During the Chargers' training camp, Vasquez competed for the right guard starting position with veteran Kynan Forney. Vasquez won the job, and Forney (who was dealing with a neck injury at the time) was later released from the team. Vasquez became the sole rookie in the starting lineup. He was named to the PFWA All-Rookie Team. He remained at right guard during his tenure with San Diego.

===Denver Broncos===
Vasquez signed a four-year contract with the Denver Broncos on March 12, 2013.

Vasquez was selected to be in the 2014 Pro Bowl after not allowing a single sack in 2013 while helping Peyton Manning set the NFL single-season record with 55 touchdown passes. He earned first team All-Pro honors. Vasquez could not play due to the Broncos’ appearance in Super Bowl XLVIII. He was ranked 97th by his fellow players on the NFL Top 100 Players of 2014. On February 7, 2016, Vasquez was part of the Broncos team that won Super Bowl 50. In the game, the Broncos defeated the Carolina Panthers by a score of 24–10.

Vasquez was released by the team on March 8, 2016.
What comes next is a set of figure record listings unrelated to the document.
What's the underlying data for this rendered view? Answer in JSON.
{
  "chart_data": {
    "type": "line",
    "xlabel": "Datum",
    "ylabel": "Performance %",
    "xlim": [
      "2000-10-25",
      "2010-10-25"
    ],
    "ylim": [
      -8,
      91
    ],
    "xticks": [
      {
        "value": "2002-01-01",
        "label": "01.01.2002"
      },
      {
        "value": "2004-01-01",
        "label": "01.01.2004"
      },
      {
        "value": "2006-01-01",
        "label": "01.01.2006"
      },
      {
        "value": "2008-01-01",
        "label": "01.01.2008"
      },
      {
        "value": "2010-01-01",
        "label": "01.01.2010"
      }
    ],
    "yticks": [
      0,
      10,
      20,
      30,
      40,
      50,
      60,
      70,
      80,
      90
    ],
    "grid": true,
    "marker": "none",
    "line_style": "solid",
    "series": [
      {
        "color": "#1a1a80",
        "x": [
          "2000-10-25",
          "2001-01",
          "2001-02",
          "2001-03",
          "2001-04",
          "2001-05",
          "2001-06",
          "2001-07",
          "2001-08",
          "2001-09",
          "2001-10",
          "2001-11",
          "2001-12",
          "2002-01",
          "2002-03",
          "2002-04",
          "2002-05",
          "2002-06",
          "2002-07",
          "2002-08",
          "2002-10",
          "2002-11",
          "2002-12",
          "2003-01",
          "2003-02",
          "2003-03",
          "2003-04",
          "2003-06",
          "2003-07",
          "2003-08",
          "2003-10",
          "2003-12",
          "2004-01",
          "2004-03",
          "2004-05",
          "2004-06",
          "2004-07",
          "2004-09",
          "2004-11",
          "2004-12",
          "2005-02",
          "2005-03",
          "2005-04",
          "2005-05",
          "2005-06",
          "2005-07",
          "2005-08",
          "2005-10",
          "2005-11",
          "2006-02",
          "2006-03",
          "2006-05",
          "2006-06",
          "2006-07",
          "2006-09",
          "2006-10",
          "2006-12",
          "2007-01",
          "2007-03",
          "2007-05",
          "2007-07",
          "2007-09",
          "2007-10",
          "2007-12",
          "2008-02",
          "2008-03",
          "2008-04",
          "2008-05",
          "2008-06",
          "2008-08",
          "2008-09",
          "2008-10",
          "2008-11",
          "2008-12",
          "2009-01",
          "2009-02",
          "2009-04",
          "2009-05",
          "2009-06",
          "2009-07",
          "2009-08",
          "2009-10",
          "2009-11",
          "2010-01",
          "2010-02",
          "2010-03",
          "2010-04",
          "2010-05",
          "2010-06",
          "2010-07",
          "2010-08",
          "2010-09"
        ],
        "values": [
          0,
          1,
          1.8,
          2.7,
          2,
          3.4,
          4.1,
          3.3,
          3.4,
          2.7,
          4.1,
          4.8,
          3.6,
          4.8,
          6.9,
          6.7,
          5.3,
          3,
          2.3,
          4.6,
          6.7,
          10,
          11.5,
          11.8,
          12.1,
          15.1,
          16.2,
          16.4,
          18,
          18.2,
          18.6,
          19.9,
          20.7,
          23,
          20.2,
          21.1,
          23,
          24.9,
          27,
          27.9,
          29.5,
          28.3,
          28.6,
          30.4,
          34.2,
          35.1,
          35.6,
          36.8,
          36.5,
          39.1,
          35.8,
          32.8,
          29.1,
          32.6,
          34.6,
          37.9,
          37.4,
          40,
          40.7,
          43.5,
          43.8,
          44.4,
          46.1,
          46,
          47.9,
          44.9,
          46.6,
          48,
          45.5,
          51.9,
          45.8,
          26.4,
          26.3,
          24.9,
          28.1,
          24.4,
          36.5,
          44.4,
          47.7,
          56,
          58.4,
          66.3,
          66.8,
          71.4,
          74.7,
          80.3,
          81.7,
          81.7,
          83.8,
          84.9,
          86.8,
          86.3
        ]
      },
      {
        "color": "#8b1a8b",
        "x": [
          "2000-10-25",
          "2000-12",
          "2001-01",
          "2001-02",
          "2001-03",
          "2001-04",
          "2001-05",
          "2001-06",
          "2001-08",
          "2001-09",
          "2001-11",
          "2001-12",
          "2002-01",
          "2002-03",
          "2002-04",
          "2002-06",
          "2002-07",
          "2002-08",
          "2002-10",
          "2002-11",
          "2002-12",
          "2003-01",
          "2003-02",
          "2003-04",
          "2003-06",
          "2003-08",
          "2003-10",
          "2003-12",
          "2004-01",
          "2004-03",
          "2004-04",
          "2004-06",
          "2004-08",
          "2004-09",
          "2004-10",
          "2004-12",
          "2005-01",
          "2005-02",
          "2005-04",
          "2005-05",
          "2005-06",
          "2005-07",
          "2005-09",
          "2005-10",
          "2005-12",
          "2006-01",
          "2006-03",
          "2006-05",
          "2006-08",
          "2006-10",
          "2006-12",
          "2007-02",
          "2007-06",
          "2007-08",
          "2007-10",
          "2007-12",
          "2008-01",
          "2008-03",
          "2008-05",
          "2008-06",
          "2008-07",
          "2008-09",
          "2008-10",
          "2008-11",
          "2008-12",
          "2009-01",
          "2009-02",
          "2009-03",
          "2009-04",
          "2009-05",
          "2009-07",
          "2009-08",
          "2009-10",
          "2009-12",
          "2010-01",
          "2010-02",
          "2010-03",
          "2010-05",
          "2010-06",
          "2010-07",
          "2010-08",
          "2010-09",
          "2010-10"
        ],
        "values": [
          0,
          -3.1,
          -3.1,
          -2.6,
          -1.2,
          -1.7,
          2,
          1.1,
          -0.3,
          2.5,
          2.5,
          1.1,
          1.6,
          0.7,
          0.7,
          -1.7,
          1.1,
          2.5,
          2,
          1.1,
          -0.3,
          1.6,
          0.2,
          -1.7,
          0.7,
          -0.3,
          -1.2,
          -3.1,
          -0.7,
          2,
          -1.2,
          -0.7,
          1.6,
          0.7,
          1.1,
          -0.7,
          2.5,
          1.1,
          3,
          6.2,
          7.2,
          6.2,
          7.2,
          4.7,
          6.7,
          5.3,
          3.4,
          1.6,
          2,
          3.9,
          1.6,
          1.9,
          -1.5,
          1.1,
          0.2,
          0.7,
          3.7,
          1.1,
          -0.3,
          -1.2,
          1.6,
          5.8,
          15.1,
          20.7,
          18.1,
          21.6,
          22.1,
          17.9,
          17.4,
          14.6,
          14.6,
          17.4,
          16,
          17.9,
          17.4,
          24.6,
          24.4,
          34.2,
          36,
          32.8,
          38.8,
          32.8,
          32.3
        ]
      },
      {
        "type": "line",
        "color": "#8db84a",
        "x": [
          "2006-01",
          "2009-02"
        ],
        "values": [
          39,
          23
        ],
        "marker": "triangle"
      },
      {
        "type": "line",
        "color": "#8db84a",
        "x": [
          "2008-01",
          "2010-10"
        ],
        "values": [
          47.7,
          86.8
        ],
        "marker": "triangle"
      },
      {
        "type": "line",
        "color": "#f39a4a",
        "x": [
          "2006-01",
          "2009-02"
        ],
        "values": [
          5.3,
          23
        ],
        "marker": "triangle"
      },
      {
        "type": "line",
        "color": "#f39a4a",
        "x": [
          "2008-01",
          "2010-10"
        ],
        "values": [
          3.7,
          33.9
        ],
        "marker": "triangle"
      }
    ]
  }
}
After Vasquez's release, The Denver Post published a story that explained, "Vasquez, 28, was the Broncos' starter at right guard for the past three seasons. He was released to save the team salary cap space. The Broncos did not approach him about restructuring his contract. Vasquez was an All-Pro in 2013, but over the past two seasons, struggled with nagging injuries and shifting positions. His power blocking prowess was not a great fit in Broncos coach Gary Kubiak's zone blocking scheme."